この作品は平成六年から七年あたりに執筆されたエッセイである。 とは言っても、書いた時期に関連がある話というのはわずかで、 大抵はいつのことだかこだわっていないものばかりだ。 つまり時事に関するものではなくいつ読んでも通用するものばかりで、 発刊してから時間がたつほど文章に伝える力がなくなるということはない。
氏の作品を一度も読んだことのない方にはこの作品を読むことを薦めることはできない。 エッセイというのは、作者に近づくための本であり、 生活ないし好みなど小説を読んでいるだけでは知ることのできない部分を覗いて見る行為に近い。 一種の、作者から読み手への一方通行の会話に近いかもしれない。 作者への興味があったほうが身を入れて読むことができるだろう。 初めて読む作家の作品がエッセイであったら、 読みに気持ちが入らずなかなか困るものではないだろうか。 この作品も作者への興味があったほうが楽しく読むことができる内容になっている。 氏の作品を数多く読んでいて、かつ氏に興味を持てているならば、 満足のいくものだろう。
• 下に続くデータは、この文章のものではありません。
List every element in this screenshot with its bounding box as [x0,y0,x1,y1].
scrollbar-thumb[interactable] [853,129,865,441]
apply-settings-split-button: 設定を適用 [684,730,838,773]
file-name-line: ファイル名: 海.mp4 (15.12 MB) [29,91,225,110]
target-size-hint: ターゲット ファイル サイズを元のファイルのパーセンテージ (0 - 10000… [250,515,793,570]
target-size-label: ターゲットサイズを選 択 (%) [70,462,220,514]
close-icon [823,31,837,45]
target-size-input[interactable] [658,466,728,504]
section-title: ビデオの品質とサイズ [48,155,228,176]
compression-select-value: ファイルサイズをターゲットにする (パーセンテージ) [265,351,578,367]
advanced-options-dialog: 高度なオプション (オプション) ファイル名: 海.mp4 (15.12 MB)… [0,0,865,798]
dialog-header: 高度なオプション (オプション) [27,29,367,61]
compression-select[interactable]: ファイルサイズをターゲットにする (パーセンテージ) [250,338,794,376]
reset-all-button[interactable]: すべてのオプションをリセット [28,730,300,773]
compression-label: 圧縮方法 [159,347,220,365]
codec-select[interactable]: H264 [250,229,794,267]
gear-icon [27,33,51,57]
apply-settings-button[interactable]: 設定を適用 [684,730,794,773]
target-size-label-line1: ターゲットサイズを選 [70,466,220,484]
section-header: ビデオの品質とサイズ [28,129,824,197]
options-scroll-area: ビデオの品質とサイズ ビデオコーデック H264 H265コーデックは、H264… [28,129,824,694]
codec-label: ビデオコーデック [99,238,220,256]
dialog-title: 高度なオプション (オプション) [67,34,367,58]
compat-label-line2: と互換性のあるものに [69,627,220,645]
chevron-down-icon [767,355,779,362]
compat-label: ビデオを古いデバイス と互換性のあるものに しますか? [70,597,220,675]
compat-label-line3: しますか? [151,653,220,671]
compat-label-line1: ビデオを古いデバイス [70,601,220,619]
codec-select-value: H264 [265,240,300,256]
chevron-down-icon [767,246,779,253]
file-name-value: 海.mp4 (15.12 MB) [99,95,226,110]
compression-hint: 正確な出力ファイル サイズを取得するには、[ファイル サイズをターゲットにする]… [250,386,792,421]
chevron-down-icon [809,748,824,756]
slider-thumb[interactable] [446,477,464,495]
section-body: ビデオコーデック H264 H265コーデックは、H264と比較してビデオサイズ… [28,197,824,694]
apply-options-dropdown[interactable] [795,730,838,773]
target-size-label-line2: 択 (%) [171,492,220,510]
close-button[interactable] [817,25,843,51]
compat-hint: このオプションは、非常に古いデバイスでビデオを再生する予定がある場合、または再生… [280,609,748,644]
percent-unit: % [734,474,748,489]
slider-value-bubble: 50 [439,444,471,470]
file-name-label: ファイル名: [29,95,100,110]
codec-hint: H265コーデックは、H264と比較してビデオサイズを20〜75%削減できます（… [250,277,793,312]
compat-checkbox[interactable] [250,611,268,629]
いたるところに作者の考えや価値観が書かれてあり、 一般的なエッセイという感じはする。 話題を殺さない程度にうまく展開されており、文のバランスが考えられている。 また、惜しまずに手の内を見せるのでどこかしら好感が持てる。 普通はあまり不用意に舞台の裏側を見せるようなことはしないと思うのだが、 この作品はあえて見せている。そのあたりが他のエッセイとは一味違うようだ。
注目すべきは話の締めだ。 なんでもそうなのだが、締めくくりというのはなかなか難しいものである。 話でも日記でもなんでもいいので文章を書いてみるとよく分かるのではないかと思われる。 最後の一文がうまくまとまらないのだ。 その点この作品の締めはうまくできている。 ちょうどいい具合に話が集約され、読み終わった後にさっぱりとした余韻が残る。 一つ一つがちゃんと切れているため、存在感がありそれぞれが独立している。
エッセイを読んで作家に親しさを感じたり、 人間味を感じてほっとするのは気のせいだろうか。 それは作家と読み手の距離からくるものであろう。 『生きものたちの部屋』もそういう作品の一つなのだが、 よりよい効果を得るためにはやはり氏の小説を一度でも読んでおくことを今一度提案しておきたい。